Avvy Go and Gary Yee
Special to The Globe and Mail
Updated November 10, 2020
Avvy Go is the clinic director at the Chinese & Southeast Asian Legal Clinic. Gary Yee is director of the Chinese Canadian National Council for Social Justice.
Read the article on The Globe
Many Canadians have experienced intense emotions watching the election unfold in our neighbour to the south. Those of us fighting for social justice have feared the possibility of four more years of Donald Trump and the continuing destructive impact on society, well beyond the U.S. borders. We experience something visceral and deeply personal when we see the dehumanization of those who belong to communities with less power and privilege. Speaking as Chinese-Canadians, the increased anti-Asian racism this year has increased our sense of being the “other” – being the perpetual foreigner. All our institutions, including the powerful media, must do better to ensure our social cohesion and cherish our collective humanity.
Chinese-Canadians continue to be treated as foreigners, despite our over 150 years of history in this nation. Nov. 7, 2020, marked the 135th anniversary of the Last Spike ceremony for finishing the Canadian Pacific Railway in 1885. During its construction, Chinese labourers were paid less than other workers and did the most dangerous jobs; hundreds died and were often buried in unmarked graves. Our community’s contribution to this nation-building was repaid with 67 years of legislated racism, first with the exorbitant Chinese Head Tax in 1885 to restrict Chinese immigration, followed by the Chinese Exclusion Act that banned Chinese immigration outright in 1923 until 1947.
Despite our long history in Canada, today Chinese-Canadians are still seen as outsiders who bring in diseases or drive up the housing market. With the rising tensions between Canada and China – a country which is not even the birthplace of many Chinese-Canadians – our loyalty to Canada is increasingly being questioned.
The pandemic has exposed how deep-seated anti-Chinese racism is in Canada. Across the country, social media has been flooded with heart-wrenching reports of verbal and physical attacks on Chinese-Canadians and other Asian-Canadians.
With Black Lives Matter, and other anti-racism movements across North America, more Canadians are becoming aware of the existence of structural racism in our own backyard. Still, far too many Canadians either regard this as an issue that exists only south of the border, or that racism is just a matter of “a few bad apples.”
Sensationalism in the media gives lots of attention to explicitly racist incidents, without shining enough light on the everyday lived experiences of racialized people who face systemic barriers in the workplace, health care, justice system, and elsewhere.
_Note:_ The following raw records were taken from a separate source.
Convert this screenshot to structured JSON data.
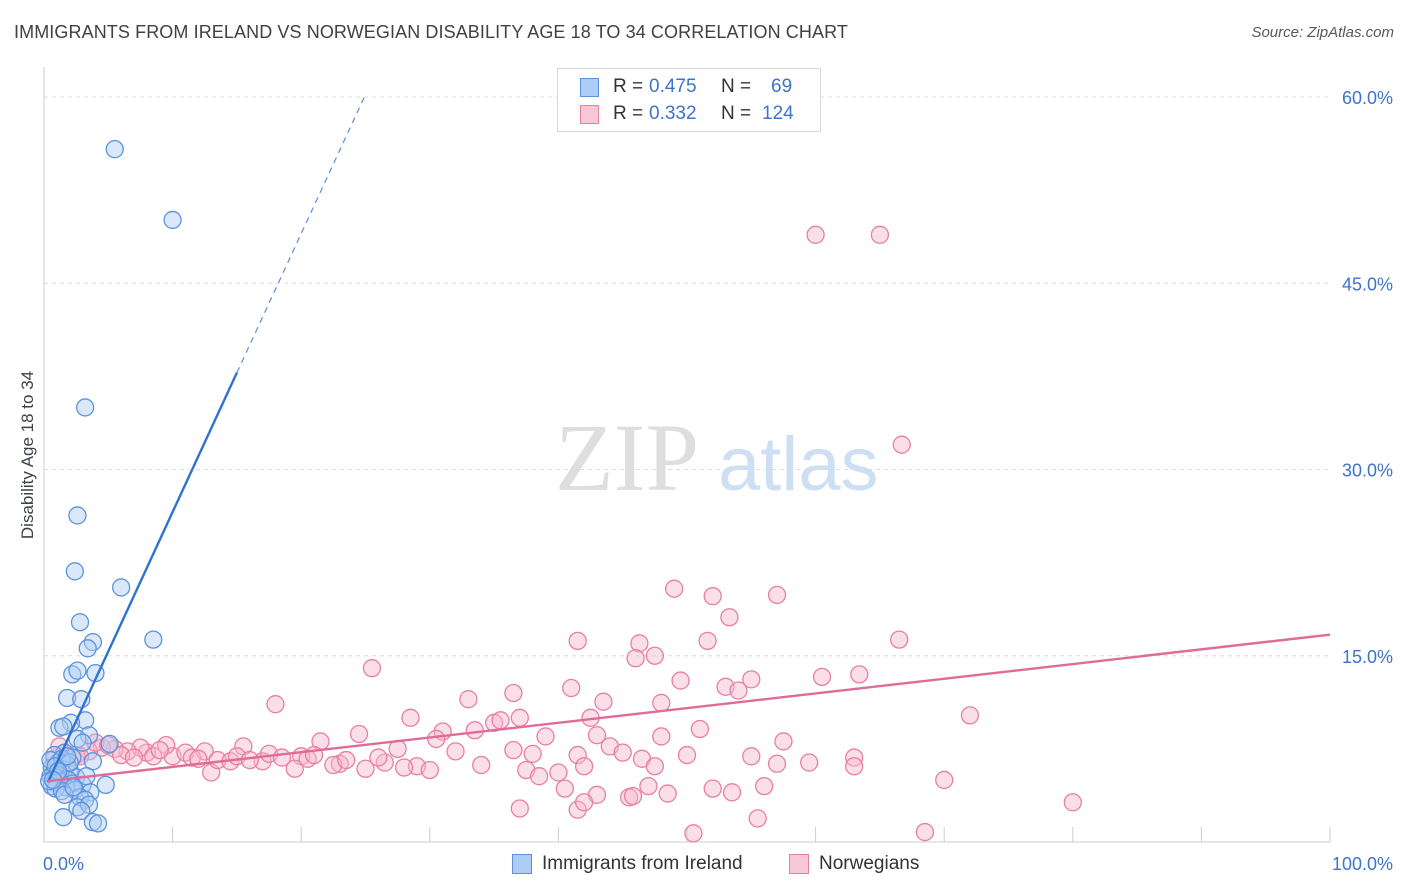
{
  "title": "IMMIGRANTS FROM IRELAND VS NORWEGIAN DISABILITY AGE 18 TO 34 CORRELATION CHART",
  "source": "Source: ZipAtlas.com",
  "watermark": {
    "zip": "ZIP",
    "atlas": "atlas"
  },
  "legend": {
    "series1": {
      "r_label": "R =",
      "r_value": "0.475",
      "n_label": "N =",
      "n_value": "69"
    },
    "series2": {
      "r_label": "R =",
      "r_value": "0.332",
      "n_label": "N =",
      "n_value": "124"
    }
  },
  "bottom_legend": {
    "series1": "Immigrants from Ireland",
    "series2": "Norwegians"
  },
  "colors": {
    "blue_fill": "#aecbf5",
    "blue_stroke": "#5b93de",
    "blue_line": "#2f72d1",
    "pink_fill": "#f7b9cc",
    "pink_stroke": "#e87fa1",
    "pink_line": "#e06b97",
    "axis_label": "#3d74c9",
    "grid": "#dcdcdc"
  },
  "chart_data": {
    "type": "scatter",
    "title": "IMMIGRANTS FROM IRELAND VS NORWEGIAN DISABILITY AGE 18 TO 34 CORRELATION CHART",
    "xlabel": "",
    "ylabel": "Disability Age 18 to 34",
    "xlim": [
      0,
      100
    ],
    "ylim": [
      0,
      63
    ],
    "x_tick_labels": [
      {
        "value": 0,
        "label": "0.0%"
      },
      {
        "value": 100,
        "label": "100.0%"
      }
    ],
    "x_minor_ticks": [
      10,
      20,
      30,
      40,
      50,
      60,
      70,
      80,
      90,
      100
    ],
    "y_ticks": [
      {
        "value": 15,
        "label": "15.0%"
      },
      {
        "value": 30,
        "label": "30.0%"
      },
      {
        "value": 45,
        "label": "45.0%"
      },
      {
        "value": 60,
        "label": "60.0%"
      }
    ],
    "grid": true,
    "series": [
      {
        "name": "Immigrants from Ireland",
        "color": "blue",
        "trend": {
          "x0": 0.3,
          "y0": 4.8,
          "x1": 15,
          "y1": 37.8,
          "dash_to_x": 25,
          "dash_to_y": 60.2
        },
        "points": [
          [
            5.5,
            55.8
          ],
          [
            10,
            50.1
          ],
          [
            3.2,
            35.0
          ],
          [
            2.6,
            26.3
          ],
          [
            2.4,
            21.8
          ],
          [
            6.0,
            20.5
          ],
          [
            2.8,
            17.7
          ],
          [
            8.5,
            16.3
          ],
          [
            3.8,
            16.1
          ],
          [
            3.4,
            15.6
          ],
          [
            4.0,
            13.6
          ],
          [
            2.2,
            13.5
          ],
          [
            2.6,
            13.8
          ],
          [
            1.8,
            11.6
          ],
          [
            2.9,
            11.5
          ],
          [
            3.2,
            9.8
          ],
          [
            2.1,
            9.6
          ],
          [
            1.2,
            9.2
          ],
          [
            1.5,
            9.3
          ],
          [
            3.5,
            8.6
          ],
          [
            2.6,
            8.3
          ],
          [
            3.0,
            8.0
          ],
          [
            5.1,
            7.9
          ],
          [
            1.6,
            7.2
          ],
          [
            0.8,
            7.0
          ],
          [
            2.2,
            6.8
          ],
          [
            1.1,
            6.4
          ],
          [
            1.8,
            6.2
          ],
          [
            0.6,
            6.0
          ],
          [
            1.3,
            5.9
          ],
          [
            2.0,
            5.8
          ],
          [
            0.9,
            5.6
          ],
          [
            3.8,
            6.5
          ],
          [
            1.5,
            5.5
          ],
          [
            0.7,
            5.4
          ],
          [
            0.5,
            5.3
          ],
          [
            1.0,
            5.2
          ],
          [
            2.5,
            5.2
          ],
          [
            1.9,
            5.0
          ],
          [
            1.2,
            4.9
          ],
          [
            0.8,
            4.8
          ],
          [
            2.2,
            4.7
          ],
          [
            0.6,
            4.5
          ],
          [
            3.0,
            4.6
          ],
          [
            1.7,
            4.4
          ],
          [
            4.8,
            4.6
          ],
          [
            0.9,
            4.3
          ],
          [
            2.4,
            4.2
          ],
          [
            1.4,
            4.1
          ],
          [
            3.6,
            4.0
          ],
          [
            2.8,
            3.6
          ],
          [
            1.6,
            3.8
          ],
          [
            3.2,
            3.4
          ],
          [
            0.4,
            4.9
          ],
          [
            2.6,
            2.8
          ],
          [
            3.5,
            3.0
          ],
          [
            2.9,
            2.5
          ],
          [
            1.5,
            2.0
          ],
          [
            3.8,
            1.6
          ],
          [
            4.2,
            1.5
          ],
          [
            0.5,
            6.6
          ],
          [
            1.4,
            6.7
          ],
          [
            2.0,
            6.4
          ],
          [
            0.9,
            6.1
          ],
          [
            1.1,
            5.7
          ],
          [
            3.3,
            5.3
          ],
          [
            0.7,
            5.0
          ],
          [
            2.3,
            4.4
          ],
          [
            1.8,
            6.9
          ]
        ]
      },
      {
        "name": "Norwegians",
        "color": "pink",
        "trend": {
          "x0": 0.3,
          "y0": 4.9,
          "x1": 100,
          "y1": 16.7
        },
        "points": [
          [
            60,
            48.9
          ],
          [
            65,
            48.9
          ],
          [
            66.7,
            32.0
          ],
          [
            49.0,
            20.4
          ],
          [
            52,
            19.8
          ],
          [
            57,
            19.9
          ],
          [
            53.3,
            18.1
          ],
          [
            41.5,
            16.2
          ],
          [
            46.3,
            16.0
          ],
          [
            51.6,
            16.2
          ],
          [
            66.5,
            16.3
          ],
          [
            63.4,
            13.5
          ],
          [
            46.0,
            14.8
          ],
          [
            47.5,
            15.0
          ],
          [
            25.5,
            14.0
          ],
          [
            49.5,
            13.0
          ],
          [
            55.0,
            13.1
          ],
          [
            60.5,
            13.3
          ],
          [
            53.0,
            12.5
          ],
          [
            41.0,
            12.4
          ],
          [
            33.0,
            11.5
          ],
          [
            43.5,
            11.3
          ],
          [
            36.5,
            12.0
          ],
          [
            48.0,
            11.2
          ],
          [
            18.0,
            11.1
          ],
          [
            42.5,
            10.0
          ],
          [
            54.0,
            12.2
          ],
          [
            28.5,
            10.0
          ],
          [
            37.0,
            10.0
          ],
          [
            33.5,
            9.0
          ],
          [
            35.0,
            9.6
          ],
          [
            72.0,
            10.2
          ],
          [
            51.0,
            9.1
          ],
          [
            24.5,
            8.7
          ],
          [
            31.0,
            8.9
          ],
          [
            39.0,
            8.5
          ],
          [
            35.5,
            9.8
          ],
          [
            48.0,
            8.5
          ],
          [
            43.0,
            8.6
          ],
          [
            21.5,
            8.1
          ],
          [
            30.5,
            8.3
          ],
          [
            57.5,
            8.1
          ],
          [
            50.0,
            7.0
          ],
          [
            20.0,
            6.9
          ],
          [
            27.5,
            7.5
          ],
          [
            36.5,
            7.4
          ],
          [
            44.0,
            7.7
          ],
          [
            38.0,
            7.1
          ],
          [
            41.5,
            7.0
          ],
          [
            46.5,
            6.7
          ],
          [
            55.0,
            6.9
          ],
          [
            57.0,
            6.3
          ],
          [
            63.0,
            6.8
          ],
          [
            59.5,
            6.4
          ],
          [
            23.0,
            6.3
          ],
          [
            26.5,
            6.4
          ],
          [
            29.0,
            6.1
          ],
          [
            32.0,
            7.3
          ],
          [
            34.0,
            6.2
          ],
          [
            37.5,
            5.8
          ],
          [
            40.0,
            5.6
          ],
          [
            42.0,
            6.1
          ],
          [
            45.0,
            7.2
          ],
          [
            47.5,
            6.1
          ],
          [
            15.5,
            7.7
          ],
          [
            12.5,
            7.3
          ],
          [
            10.0,
            6.9
          ],
          [
            8.0,
            7.2
          ],
          [
            13.0,
            5.6
          ],
          [
            17.0,
            6.5
          ],
          [
            19.5,
            5.9
          ],
          [
            22.5,
            6.2
          ],
          [
            25.0,
            5.9
          ],
          [
            28.0,
            6.0
          ],
          [
            30.0,
            5.8
          ],
          [
            9.5,
            7.8
          ],
          [
            7.5,
            7.6
          ],
          [
            6.5,
            7.3
          ],
          [
            5.5,
            7.5
          ],
          [
            4.5,
            7.6
          ],
          [
            3.5,
            7.3
          ],
          [
            2.5,
            7.0
          ],
          [
            1.5,
            7.1
          ],
          [
            0.8,
            6.7
          ],
          [
            1.2,
            7.7
          ],
          [
            2.8,
            6.9
          ],
          [
            4.0,
            8.0
          ],
          [
            5.0,
            7.8
          ],
          [
            6.0,
            7.0
          ],
          [
            7.0,
            6.8
          ],
          [
            8.5,
            6.9
          ],
          [
            9.0,
            7.4
          ],
          [
            11.0,
            7.2
          ],
          [
            11.5,
            6.8
          ],
          [
            12.0,
            6.7
          ],
          [
            13.5,
            6.6
          ],
          [
            14.5,
            6.5
          ],
          [
            15.0,
            6.9
          ],
          [
            16.0,
            6.6
          ],
          [
            17.5,
            7.1
          ],
          [
            18.5,
            6.8
          ],
          [
            20.5,
            6.7
          ],
          [
            21.0,
            7.0
          ],
          [
            23.5,
            6.6
          ],
          [
            26.0,
            6.8
          ],
          [
            38.5,
            5.3
          ],
          [
            43.0,
            3.8
          ],
          [
            45.5,
            3.6
          ],
          [
            48.5,
            3.9
          ],
          [
            53.5,
            4.0
          ],
          [
            56.0,
            4.5
          ],
          [
            52.0,
            4.3
          ],
          [
            47.0,
            4.5
          ],
          [
            40.5,
            4.3
          ],
          [
            37.0,
            2.7
          ],
          [
            41.5,
            2.6
          ],
          [
            42.0,
            3.2
          ],
          [
            55.5,
            1.9
          ],
          [
            50.5,
            0.7
          ],
          [
            68.5,
            0.8
          ],
          [
            70.0,
            5.0
          ],
          [
            80.0,
            3.2
          ],
          [
            45.8,
            3.7
          ],
          [
            63.0,
            6.1
          ]
        ]
      }
    ]
  }
}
Nor have the media done enough of a deep dive into Canada’s history of colonization of Indigenous peoples and the transatlantic slave trade, as well as the continuing impact of such atrocities.
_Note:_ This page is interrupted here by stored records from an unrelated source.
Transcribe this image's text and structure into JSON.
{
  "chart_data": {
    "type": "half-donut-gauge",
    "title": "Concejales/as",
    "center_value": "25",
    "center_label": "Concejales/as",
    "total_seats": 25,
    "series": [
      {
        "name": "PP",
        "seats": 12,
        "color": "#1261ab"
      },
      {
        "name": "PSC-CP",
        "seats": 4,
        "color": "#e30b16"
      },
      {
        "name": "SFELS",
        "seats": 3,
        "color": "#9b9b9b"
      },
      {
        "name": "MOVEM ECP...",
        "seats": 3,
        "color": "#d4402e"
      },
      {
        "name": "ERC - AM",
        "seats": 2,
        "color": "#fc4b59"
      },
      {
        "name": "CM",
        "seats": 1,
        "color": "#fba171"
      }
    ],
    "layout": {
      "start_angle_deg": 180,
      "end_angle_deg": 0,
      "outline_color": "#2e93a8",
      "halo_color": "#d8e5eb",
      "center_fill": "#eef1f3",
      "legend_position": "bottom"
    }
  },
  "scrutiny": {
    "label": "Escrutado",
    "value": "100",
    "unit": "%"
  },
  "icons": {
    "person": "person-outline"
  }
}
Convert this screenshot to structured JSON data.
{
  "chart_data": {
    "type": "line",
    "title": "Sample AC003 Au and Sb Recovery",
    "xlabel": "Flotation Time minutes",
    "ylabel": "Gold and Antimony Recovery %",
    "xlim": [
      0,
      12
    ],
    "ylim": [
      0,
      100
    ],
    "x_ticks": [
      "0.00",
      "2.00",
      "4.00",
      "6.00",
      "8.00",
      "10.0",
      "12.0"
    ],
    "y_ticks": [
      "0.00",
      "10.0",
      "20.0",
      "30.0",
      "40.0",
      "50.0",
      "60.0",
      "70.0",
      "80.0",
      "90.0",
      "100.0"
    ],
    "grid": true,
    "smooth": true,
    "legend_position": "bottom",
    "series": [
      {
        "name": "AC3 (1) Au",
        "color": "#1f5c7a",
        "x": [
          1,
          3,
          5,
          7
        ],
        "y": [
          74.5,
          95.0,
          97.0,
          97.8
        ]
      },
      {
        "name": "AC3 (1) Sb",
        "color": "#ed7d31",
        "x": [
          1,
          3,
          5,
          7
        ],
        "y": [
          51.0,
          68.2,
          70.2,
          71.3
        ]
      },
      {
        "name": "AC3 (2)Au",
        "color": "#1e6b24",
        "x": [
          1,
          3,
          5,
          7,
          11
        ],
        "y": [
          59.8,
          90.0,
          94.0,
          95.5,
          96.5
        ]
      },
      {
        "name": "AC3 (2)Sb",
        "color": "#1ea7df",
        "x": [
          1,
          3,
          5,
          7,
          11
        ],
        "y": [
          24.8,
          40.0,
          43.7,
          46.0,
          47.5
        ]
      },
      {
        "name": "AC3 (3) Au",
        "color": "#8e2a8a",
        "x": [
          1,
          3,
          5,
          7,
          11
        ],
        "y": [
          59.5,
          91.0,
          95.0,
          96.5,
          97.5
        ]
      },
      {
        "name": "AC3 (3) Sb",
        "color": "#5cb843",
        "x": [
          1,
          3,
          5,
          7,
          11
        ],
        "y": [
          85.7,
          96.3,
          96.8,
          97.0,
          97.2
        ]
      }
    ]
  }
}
As the Far Right movement has taken to social media to spread hate and misinformation, the role of traditional media as a source of trusted information has become ever more important The media hold tremendous power as the disseminator of information to the general public. But with that power, media also have an obligation to ensure that they do not become part of the problem.
To help move our society from one where racialized folks are being “othered” as lesser humans to one where all people belong as equal participants, influential media outlets have the power and opportunity to step up and support inclusion and belonging for all.
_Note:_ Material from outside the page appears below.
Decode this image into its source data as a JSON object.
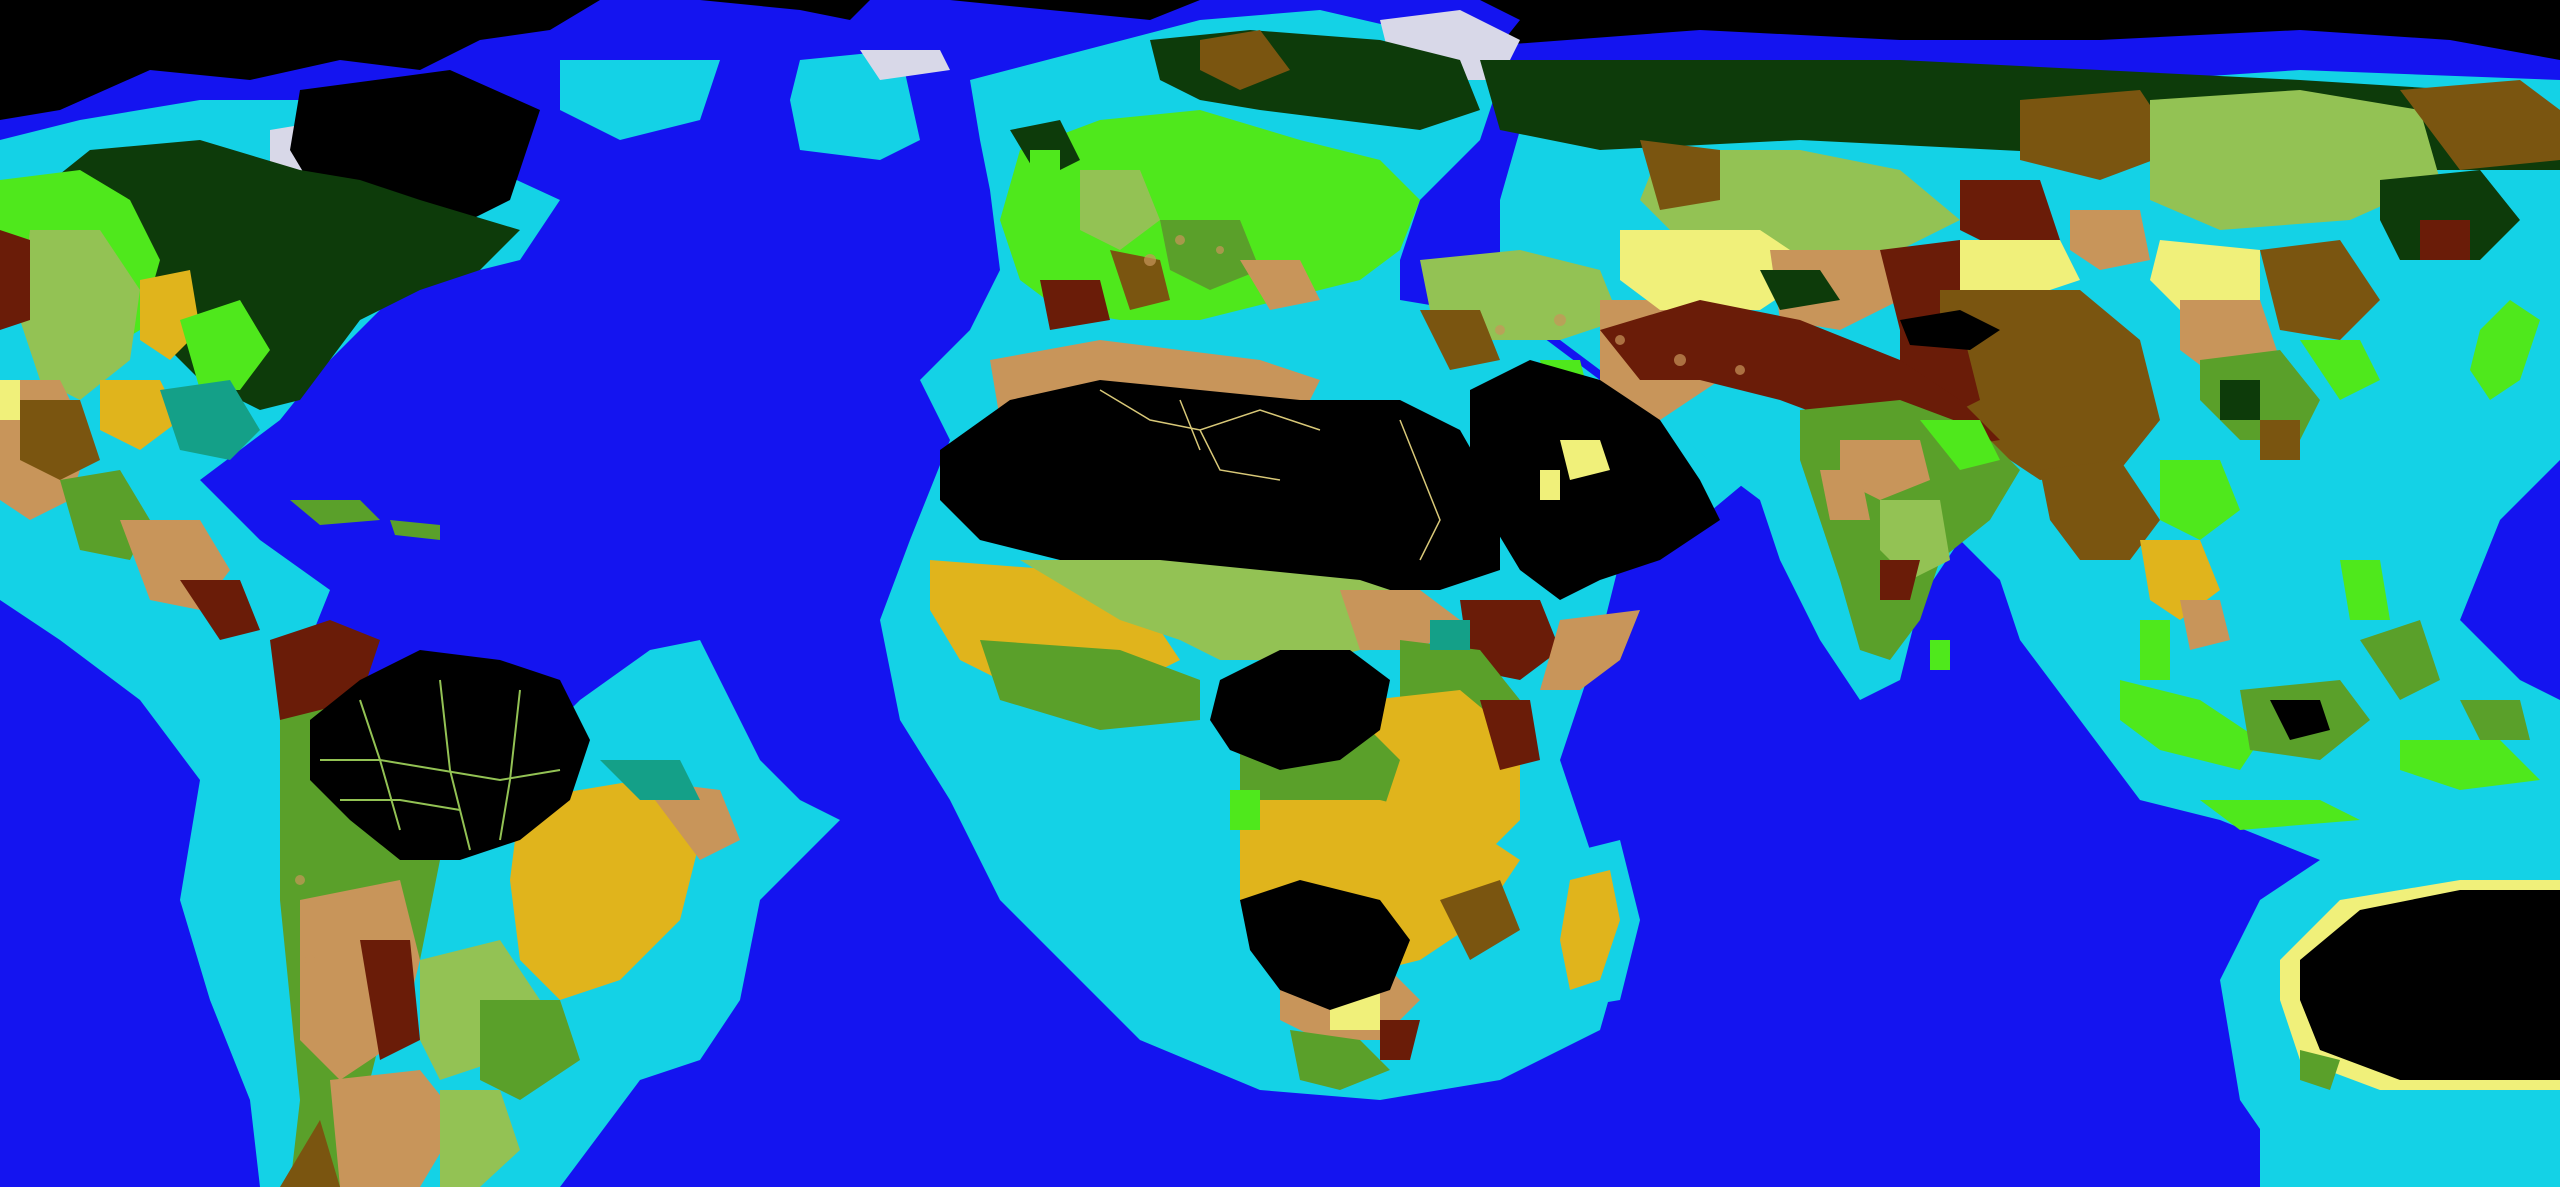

Media outlets need to become more inclusive and involve all racialized communities in issues of interests to all Canadians, and not just stories that are perceived as affecting them only. For instance, don’t interview Chinese-Canadians only when the media are doing a story on China and Hong Kong, or on the real estate market in Vancouver, but talk to us also about the Canadian economy, or climate change. We share very similar interests, experiences and expertise with all Canadians.
It’s important for media outlets to adopt an anti-racist approach to their work, including systemic policies and practices. They must be mindful of the impact of choices for stories, headlines and content, to avoid worsening racism or reinforcing the stereotype of Chinese-Canadians and others as perpetual foreigners.
Journalists and media leaders need to appreciate and understand every racialized community as a diverse one and stop treating us as a monolithic entity. No person of colour or Indigenous person should be expected to speak for their entire community before their perspective is rendered worthy of publication.
The past several years of turmoil both in the United States and in Canada have taught us that our democracy is fragile, and that structural racism, if left unchecked, poses a serious risk to social cohesion. There’s so much damage to be undone when those with power and privilege try to dehumanize others. Each of us experiences racism and forms of “othering” in different and deeply personal ways. By working as a bridge, media can amplify the true reality of our entire society, and use its incredible power to transform how we see ourselves and each other. We need to start reclaiming some of our humanity and rebuilding our society based on principles of justice and equality.